W Polsce można polityków dowolnie mocno krytykować, z najróżniejszych pozycji i jest ok. Aby nie dostać łatki eurosceptyka trzeba natomiast przyjąć zupełnie inną taktykę np. wobec członków komisji europejskiej. Trzeba grzecznie, delikatnie. W zasadzie tylko coś zasugerować lub wysnuć ostrożnę uwagę…W końcu tam jak ktoś się myli, to się myli dla „wyższego dobra” integracji europejskiej i trzeba mu to w ciszy wybaczyć.
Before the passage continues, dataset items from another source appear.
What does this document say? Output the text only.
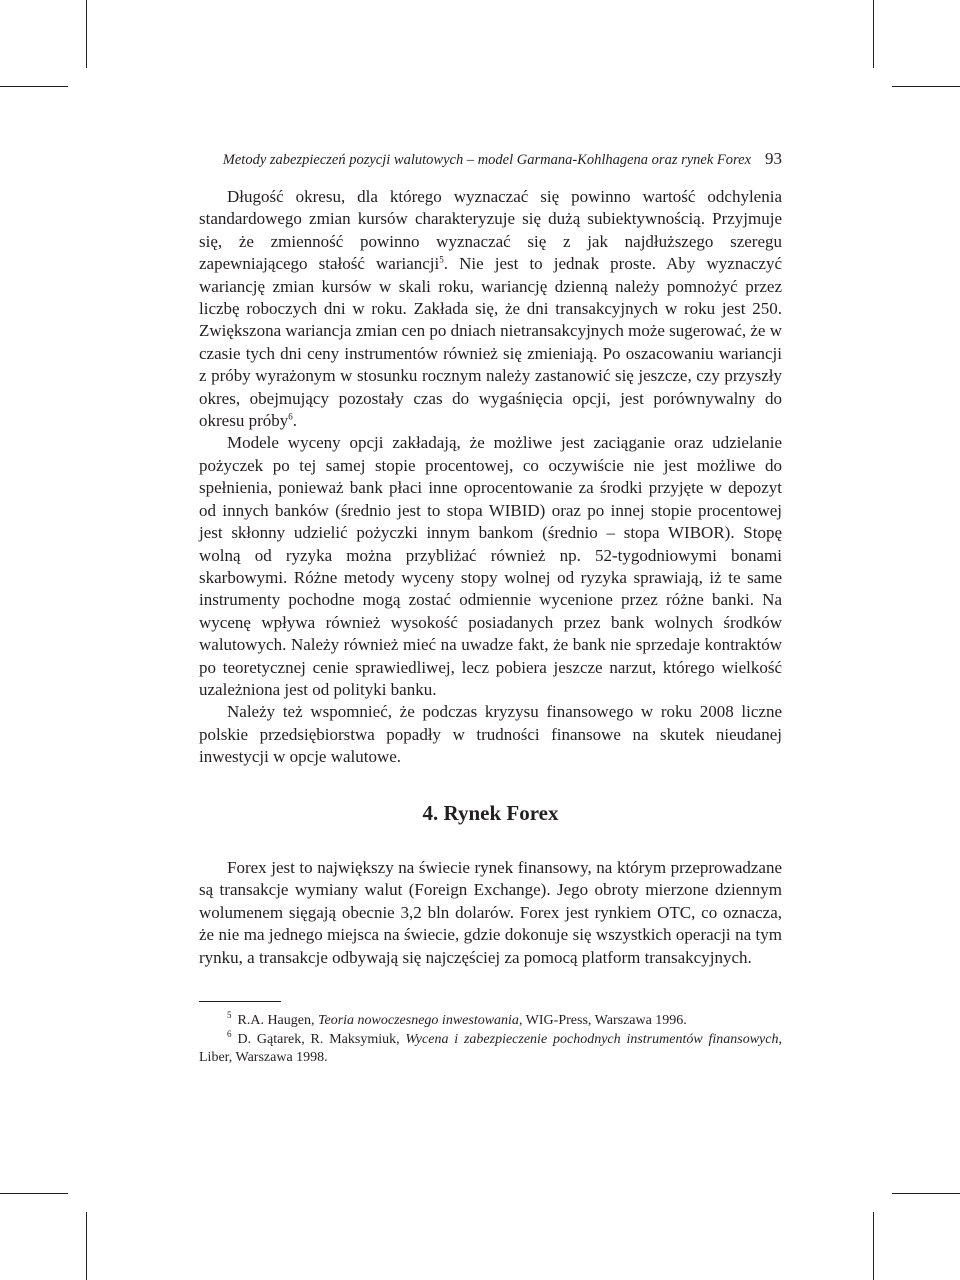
Metody zabezpieczeń pozycji walutowych – model Garmana-Kohlhagena oraz rynek Forex 93

Długość okresu, dla którego wyznaczać się powinno wartość odchylenia standardowego zmian kursów charakteryzuje się dużą subiektywnością. Przyjmuje się, że zmienność powinno wyznaczać się z jak najdłuższego szeregu zapewniającego stałość wariancji$^5$. Nie jest to jednak proste. Aby wyznaczyć wariancję zmian kursów w skali roku, wariancję dzienną należy pomnożyć przez liczbę roboczych dni w roku. Zakłada się, że dni transakcyjnych w roku jest 250. Zwiększona wariancja zmian cen po dniach nietransakcyjnych może sugerować, że w czasie tych dni ceny instrumentów również się zmieniają. Po oszacowaniu wariancji z próby wyrażonym w stosunku rocznym należy zastanowić się jeszcze, czy przyszły okres, obejmujący pozostały czas do wygaśnięcia opcji, jest porównywalny do okresu próby$^6$.

Modele wyceny opcji zakładają, że możliwe jest zaciąganie oraz udzielanie pożyczek po tej samej stopie procentowej, co oczywiście nie jest możliwe do spełnienia, ponieważ bank płaci inne oprocentowanie za środki przyjęte w depozyt od innych banków (średnio jest to stopa WIBID) oraz po innej stopie procentowej jest skłonny udzielić pożyczki innym bankom (średnio – stopa WIBOR). Stopę wolną od ryzyka można przybliżać również np. 52-tygodniowymi bonami skarbowymi. Różne metody wyceny stopy wolnej od ryzyka sprawiają, iż te same instrumenty pochodne mogą zostać odmiennie wycenione przez różne banki. Na wycenę wpływa również wysokość posiadanych przez bank wolnych środków walutowych. Należy również mieć na uwadze fakt, że bank nie sprzedaje kontraktów po teoretycznej cenie sprawiedliwej, lecz pobiera jeszcze narzut, którego wielkość uzależniona jest od polityki banku.

Należy też wspomnieć, że podczas kryzysu finansowego w roku 2008 liczne polskie przedsiębiorstwa popadły w trudności finansowe na skutek nieudanej inwestycji w opcje walutowe.

4. Rynek Forex

Forex jest to największy na świecie rynek finansowy, na którym przeprowadzane są transakcje wymiany walut (Foreign Exchange). Jego obroty mierzone dziennym wolumenem sięgają obecnie 3,2 bln dolarów. Forex jest rynkiem OTC, co oznacza, że nie ma jednego miejsca na świecie, gdzie dokonuje się wszystkich operacji na tym rynku, a transakcje odbywają się najczęściej za pomocą platform transakcyjnych.

$^5$ R.A. Haugen, Teoria nowoczesnego inwestowania, WIG-Press, Warszawa 1996.

$^6$ D. Gątarek, R. Maksymiuk, Wycena i zabezpieczenie pochodnych instrumentów finansowych, Liber, Warszawa 1998.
Zaraz zaraz. Bo coś Ci ta analogia nie do końca wyszła. No bo tak —Polacy są „polskosceptyczni”, tzn. każdy ma jakąś tam wizję Polski i każdy na coś tam w tej Polsce narzeka. Jednocześnie jednak istnieje wśród Polaków przekonanie, że Polska jest wyższym dobrem i kto by w imię tego narzekania powiedział, że może by tak zrezygnować z koncepcji Polski, bo zmazani z mapy bylibyśmy szczęśliwsi, ten zostanie okrzyknięty zdrajcą i wyrzucony poza nawias dyskusji.
No to teraz odnieśmy tę analogię do UE. I okaże się, że znowu — wszyscy w Europie są jakoś tam eurosceptyczni, bo jedni chcieliby by UE była bardziej zintegrowana, a inni mniej; jedni, by była bardziej liberalna, a inni bardziej konserwatywna itp. I mamy np. w europarlamencie różne frakcje. Ale tutaj jest istotna różnica — bo „eurosceptykami” nazywamy tylko tych, którzy przynajmniej warunkowo dopuszczają likwidację instytucji UE. W Polskim Sejmie zaś nikt nie postuluje, aby państwo polskie zlikwidować.